Anthony Corrado, a professor at Colby College and a visiting fellow in Governance Studies at Brookings, agreed, saying “we have a process now that—in the best case—will disenfranchise the voters in at least a third of the states because the die is already cast before they go to the polls.”

Corrado said that this “hyperaccelerated calendar” has made fund-raising (and the exemption of federal matching funds) a more important and crucial part of campaigning, as candidates need to be well-funded long before the Iowa caucus and New Hampshire primary.

“We’ve created a process that puts a premium on what [former Texas Republican senator] Phil Gramm called ‘the politician’s best friend: ready cash.’”

He pointed out that current Democratic frontrunner Howard Dean has spent $4 million in Iowa and $2 million in New Hampshire, making it difficult for candidates who adhere to federal spending limits to compete. Additionally, Corrado said that fund-raising prowess in the year before the election (what Corrado called “the money primary”) has become an increasingly important way for candidates to garner attention and launch their campaign.

Corrado said that, given the front-loading primary calendar and the trend towards opting out of matching funds, “you’re better off trying to raise as much money as possible in the year before the election so that you can have enough cash on hand to forego public matching fund payments on January 1, still be able to pay for all of your television and campaigning in the front end of the year, and still offer yourself the prospect of raising an unlimited amount of money during the election year.”

Such a system benefits “brushfire candidates,” according to Corrado. “If you were a candidate who can catch fire coming out of New Hampshire,” he said, “this is a process that is made for you because you have the option of riding a wave of momentum in national press coverage that will not crest until the nomination may be sewn up.”

Panelists agreed that this pattern does not bode well for the future of publicly-financed campaigns. “In 2008, only those candidates who lack broad fundraising bases and are less well-known are going to be willing to obey the public finance system,” said Corrado.

Brookings Senior Fellow Thomas E. Mann said that a publicly-financed candidate would “be at a distinct disadvantage vis-a-vis President Bush in the long period between when the nomination is known and the conventions” given the amount of money that would likely be spent early in the delegate selection process under the current front-loaded calendar.

Mann said that the current system created an “invisible primary” during the year leading up to the Iowa caucus New Hampshire primary.

“The activities of the candidates during that year in raising money, organizing in Iowa and New Hampshire, garnering party endorsements, trying out campaign themes and messages, garnering respect from various gatekeepers in the process are all exceedingly important,” said Mann.

Mann reminded panelists of other crucial factors in determining a party’s presidential nominee. “It’s worth reminding ourselves that the best predictor of who wins the nomination since 1980 has been—believe it or not—not the polls alone, not the money,” he said, “but really sophisticated measures of party endorsements, of the major players in the democratic and republican party who are making judgments about candidates during this invisible primary year.”
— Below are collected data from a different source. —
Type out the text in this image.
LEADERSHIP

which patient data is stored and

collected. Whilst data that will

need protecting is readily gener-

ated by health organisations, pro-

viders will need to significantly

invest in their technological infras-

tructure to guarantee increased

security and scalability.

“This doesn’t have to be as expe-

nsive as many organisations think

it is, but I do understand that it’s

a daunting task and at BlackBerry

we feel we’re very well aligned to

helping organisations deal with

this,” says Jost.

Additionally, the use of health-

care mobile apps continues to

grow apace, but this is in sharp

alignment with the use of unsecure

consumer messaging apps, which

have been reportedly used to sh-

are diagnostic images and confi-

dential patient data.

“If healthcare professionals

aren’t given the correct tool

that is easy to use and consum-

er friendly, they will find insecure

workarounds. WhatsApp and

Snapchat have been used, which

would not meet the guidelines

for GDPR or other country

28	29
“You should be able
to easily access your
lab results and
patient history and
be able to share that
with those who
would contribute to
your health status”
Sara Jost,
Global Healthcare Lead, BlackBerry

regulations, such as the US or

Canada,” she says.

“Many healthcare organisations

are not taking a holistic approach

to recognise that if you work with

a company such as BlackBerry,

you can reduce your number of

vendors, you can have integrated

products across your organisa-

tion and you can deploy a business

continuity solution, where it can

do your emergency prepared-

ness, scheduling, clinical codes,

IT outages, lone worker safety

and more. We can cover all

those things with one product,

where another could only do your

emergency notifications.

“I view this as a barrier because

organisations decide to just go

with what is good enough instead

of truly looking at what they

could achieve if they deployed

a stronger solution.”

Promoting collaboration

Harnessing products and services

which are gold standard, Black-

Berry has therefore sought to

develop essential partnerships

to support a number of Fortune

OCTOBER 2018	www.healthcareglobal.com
Panelists recognized that a simple solution to primary front-loading was not available.

“It’s a tough nut to crack,” said Mayer. “It’s difficult to come up with an easy way for solving it.”

Mayer said that incremental changes, such as changes in the campaign finance system, were the most politically feasible, but also the least effective in bringing about real change. Comprehensive changes, such as national or regional primaries, failed to adequately address the problem. The Supreme Court was not likely to intervene, said Mayer, because any drastic restructuring could be construed as unconstitutional.

True change, according to Mayer, can only come from the national parties, but the parties would be unlikely to act unless both agreed to similar rules. The unlikelihood of this happening, according to Mayer, left “little prospect that [front-loading] will disappear anytime soon.”